A economia japonesa, que em 1995 exercia uma influência avassaladora sobre grande parte da Eurásia e da África, vive hoje uma realidade significativamente distinta. Segundo dados do FMI e registros estatísticos oficiais, o Japão detinha um PIB nominal que, há trinta anos, superava a soma das economias de toda a Ásia, África e Europa Oriental. Esse cenário, contudo, sofreu uma erosão gradual e profunda, culminando em um novo equilíbrio de forças no cenário asiático.
Atualmente, a ascensão da China alterou o eixo gravitacional da região. Projeções para 2025 indicam que o PIB nominal do Japão, estimado em 4,4 trilhões de dólares, tornou-se inferior à produção econômica combinada de apenas quatro regiões chinesas: Guangdong, Fujian, Zhejiang e o município de Xangai. A transição reflete uma mudança histórica na liderança econômica, com Pequim consolidando seu papel como o principal motor do continente.
O legado das décadas perdidas
O declínio relativo do Japão está intrinsecamente ligado ao colapso da bolha de ativos no início da década de 1990. Após um período de crescimento acelerado que levou muitos analistas a preverem que o país superaria os Estados Unidos como a maior economia mundial, o Japão entrou no que historiadores econômicos chamam de décadas perdidas.

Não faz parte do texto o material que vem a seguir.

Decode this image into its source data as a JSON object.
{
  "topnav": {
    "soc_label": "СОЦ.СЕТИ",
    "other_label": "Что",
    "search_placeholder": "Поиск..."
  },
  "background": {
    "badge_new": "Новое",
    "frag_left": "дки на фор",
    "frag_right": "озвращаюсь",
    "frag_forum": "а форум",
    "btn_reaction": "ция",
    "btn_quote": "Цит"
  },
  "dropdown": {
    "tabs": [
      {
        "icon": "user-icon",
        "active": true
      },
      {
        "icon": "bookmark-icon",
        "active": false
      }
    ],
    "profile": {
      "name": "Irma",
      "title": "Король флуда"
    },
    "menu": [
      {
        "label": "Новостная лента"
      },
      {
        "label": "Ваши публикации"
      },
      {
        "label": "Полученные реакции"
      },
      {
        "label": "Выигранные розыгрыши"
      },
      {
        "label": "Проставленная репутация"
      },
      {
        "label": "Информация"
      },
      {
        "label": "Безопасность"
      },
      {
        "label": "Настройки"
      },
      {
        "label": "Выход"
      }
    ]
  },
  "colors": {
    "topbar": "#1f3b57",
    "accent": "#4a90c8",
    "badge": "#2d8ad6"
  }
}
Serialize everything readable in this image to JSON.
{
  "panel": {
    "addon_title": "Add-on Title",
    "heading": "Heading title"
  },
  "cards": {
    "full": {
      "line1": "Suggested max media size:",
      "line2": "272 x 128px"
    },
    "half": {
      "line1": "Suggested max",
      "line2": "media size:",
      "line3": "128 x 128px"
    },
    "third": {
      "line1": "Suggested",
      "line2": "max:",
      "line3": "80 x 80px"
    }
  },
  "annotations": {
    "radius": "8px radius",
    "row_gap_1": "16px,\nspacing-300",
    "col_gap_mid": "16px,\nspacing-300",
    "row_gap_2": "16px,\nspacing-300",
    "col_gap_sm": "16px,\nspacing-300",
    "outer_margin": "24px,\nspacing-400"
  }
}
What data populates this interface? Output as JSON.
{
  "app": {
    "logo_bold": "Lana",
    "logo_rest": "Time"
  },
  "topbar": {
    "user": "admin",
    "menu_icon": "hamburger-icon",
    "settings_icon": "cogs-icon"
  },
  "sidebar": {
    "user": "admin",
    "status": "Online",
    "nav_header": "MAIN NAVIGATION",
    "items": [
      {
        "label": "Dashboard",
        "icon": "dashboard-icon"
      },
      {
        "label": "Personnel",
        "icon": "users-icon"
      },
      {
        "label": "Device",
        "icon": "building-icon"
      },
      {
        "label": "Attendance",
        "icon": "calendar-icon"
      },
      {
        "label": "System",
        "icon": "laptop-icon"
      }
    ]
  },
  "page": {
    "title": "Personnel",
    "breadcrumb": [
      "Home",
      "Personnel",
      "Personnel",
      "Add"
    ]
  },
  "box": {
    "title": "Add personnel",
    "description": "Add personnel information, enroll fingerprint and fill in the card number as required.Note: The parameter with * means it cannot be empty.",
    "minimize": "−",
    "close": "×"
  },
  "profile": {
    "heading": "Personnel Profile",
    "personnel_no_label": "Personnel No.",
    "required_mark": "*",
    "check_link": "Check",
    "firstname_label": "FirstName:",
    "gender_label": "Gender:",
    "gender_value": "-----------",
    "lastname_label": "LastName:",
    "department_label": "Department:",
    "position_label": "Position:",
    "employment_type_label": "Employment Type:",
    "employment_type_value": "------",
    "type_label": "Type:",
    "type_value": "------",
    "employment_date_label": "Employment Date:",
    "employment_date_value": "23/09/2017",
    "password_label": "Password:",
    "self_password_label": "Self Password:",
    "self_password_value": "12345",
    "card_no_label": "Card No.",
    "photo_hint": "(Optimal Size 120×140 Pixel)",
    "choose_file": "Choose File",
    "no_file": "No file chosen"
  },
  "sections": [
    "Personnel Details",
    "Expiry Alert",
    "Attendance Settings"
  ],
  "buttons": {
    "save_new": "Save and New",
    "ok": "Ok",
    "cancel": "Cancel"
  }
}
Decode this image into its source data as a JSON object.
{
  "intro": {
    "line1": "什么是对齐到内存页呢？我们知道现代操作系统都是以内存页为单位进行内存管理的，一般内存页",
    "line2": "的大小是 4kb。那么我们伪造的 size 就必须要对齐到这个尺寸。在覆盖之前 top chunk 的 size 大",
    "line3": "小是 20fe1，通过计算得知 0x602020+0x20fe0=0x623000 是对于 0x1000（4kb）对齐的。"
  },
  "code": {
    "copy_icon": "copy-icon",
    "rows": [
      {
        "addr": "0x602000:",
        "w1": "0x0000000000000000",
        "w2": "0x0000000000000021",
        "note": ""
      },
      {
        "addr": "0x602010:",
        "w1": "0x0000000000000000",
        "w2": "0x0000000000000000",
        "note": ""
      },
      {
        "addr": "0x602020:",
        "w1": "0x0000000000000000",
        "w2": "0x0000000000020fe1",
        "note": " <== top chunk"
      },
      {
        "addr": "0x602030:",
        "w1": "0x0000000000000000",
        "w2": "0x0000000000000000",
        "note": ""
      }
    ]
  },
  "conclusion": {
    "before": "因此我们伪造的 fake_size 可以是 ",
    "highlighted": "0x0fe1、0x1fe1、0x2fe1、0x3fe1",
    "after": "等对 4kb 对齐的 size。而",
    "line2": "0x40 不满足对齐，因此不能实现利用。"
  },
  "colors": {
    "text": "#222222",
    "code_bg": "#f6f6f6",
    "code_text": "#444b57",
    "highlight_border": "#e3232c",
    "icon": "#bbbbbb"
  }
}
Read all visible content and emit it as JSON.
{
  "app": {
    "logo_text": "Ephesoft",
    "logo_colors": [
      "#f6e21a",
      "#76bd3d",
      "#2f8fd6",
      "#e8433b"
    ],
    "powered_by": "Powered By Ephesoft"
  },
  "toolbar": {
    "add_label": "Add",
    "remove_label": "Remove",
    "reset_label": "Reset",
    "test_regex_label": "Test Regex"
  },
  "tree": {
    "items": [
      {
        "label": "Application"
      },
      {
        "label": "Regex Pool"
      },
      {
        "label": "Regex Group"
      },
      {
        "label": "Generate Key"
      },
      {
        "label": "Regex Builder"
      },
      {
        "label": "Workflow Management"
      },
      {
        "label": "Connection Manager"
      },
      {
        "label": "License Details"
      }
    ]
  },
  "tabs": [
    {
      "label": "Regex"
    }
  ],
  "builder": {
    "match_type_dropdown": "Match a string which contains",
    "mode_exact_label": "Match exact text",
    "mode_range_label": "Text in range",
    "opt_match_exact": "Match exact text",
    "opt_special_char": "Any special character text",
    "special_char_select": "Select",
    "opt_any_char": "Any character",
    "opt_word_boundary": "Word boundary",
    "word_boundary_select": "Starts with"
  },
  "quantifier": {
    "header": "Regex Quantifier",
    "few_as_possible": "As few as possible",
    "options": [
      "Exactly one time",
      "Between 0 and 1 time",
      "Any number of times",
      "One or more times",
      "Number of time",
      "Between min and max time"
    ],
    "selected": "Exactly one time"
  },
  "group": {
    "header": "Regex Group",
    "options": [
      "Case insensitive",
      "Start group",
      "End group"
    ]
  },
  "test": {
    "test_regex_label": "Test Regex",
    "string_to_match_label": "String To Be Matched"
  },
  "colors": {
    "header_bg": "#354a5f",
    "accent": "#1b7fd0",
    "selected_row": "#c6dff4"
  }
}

A estagnação, agravada por uma deflação persistente e pelo envelhecimento populacional, limitou a capacidade de expansão do país.
Historicamente, o Japão foi a primeira nação não ocidental a se industrializar, construindo um império exportador baseado em excelência tecnológica e manufatura de alto valor. No entanto, as tensões comerciais com Washington durante os anos 80, exemplificadas pelo Acordo de Plaza, forçaram uma valorização do iene que, embora tenha contido o desequilíbrio comercial, criou as condições para a fragilidade financeira que se seguiu. O modelo japonês, embora ainda resiliente, passou a enfrentar um ambiente de competição global muito mais agressivo.
A mecânica da ascensão chinesa
Enquanto o Japão lidava com a reestruturação interna, a China implementava uma estratégia de abertura e reforma que reconfigurou as cadeias de suprimentos globais. Com taxas de crescimento que se mantiveram acima de 7% ao ano por um longo período, a economia chinesa deixou de ser um mercado periférico para se tornar um gigante de 20 trilhões de dólares. O sucesso chinês não foi apenas quantitativo, mas estrutural, integrando-se profundamente ao comércio internacional.
O mecanismo dessa transição baseou-se na urbanização massiva e no desenvolvimento de polos regionais que, individualmente, já possuem dimensões econômicas comparáveis a nações desenvolvidas. Províncias como Guangdong, que se transformaram em centros globais de tecnologia e manufatura, exemplificam como o poder econômico chinês se dispersou de forma organizada e eficiente, criando uma rede de produção que o Japão, com seu mercado interno mais limitado e demograficamente pressionado, não conseguiu acompanhar em escala.
Implicações para o ecossistema regional
Essa mudança de poder impõe desafios significativos para os reguladores e parceiros comerciais na Ásia. A dependência econômica em relação à China cresceu exponencialmente, forçando países vizinhos a recalibrarem suas políticas externas e comerciais. O Japão, por sua vez, busca manter sua relevância através da inovação em nichos estratégicos e investimentos em mercados emergentes, tentando navegar em um ambiente onde o seu antigo domínio regional foi substituído por uma hegemonia chinesa multifacetada.
Para o mercado brasileiro, que mantém laços comerciais robustos tanto com Tóquio quanto com Pequim, o fenômeno é um lembrete da volatilidade das posições de liderança global. A necessidade de diversificação de parcerias torna-se imperativa, visto que o peso econômico das províncias chinesas agora rivaliza com o de nações inteiras, mudando a forma como o Brasil negocia commodities e tecnologia com o Oriente.
O futuro da balança asiática
O que permanece incerto é como a economia japonesa se estabilizará diante de uma China que continua a exercer pressão sobre os padrões de comércio global. A capacidade de Tóquio de se reinventar, focando em setores de alta especialização, será o teste definitivo para sua longevidade como potência econômica relevante.
Observar a evolução das províncias chinesas em comparação com o Japão nos próximos anos oferecerá pistas sobre a sustentabilidade do modelo de crescimento de Pequim. A questão central não é apenas sobre quem detém o maior PIB, mas sobre como as estruturas de poder se adaptarão a um mundo onde a dominância regional é cada vez mais fragmentada e competitiva. O cenário asiático, em constante mutação, sugere que o equilíbrio de 1995 é, hoje, apenas uma memória estatística.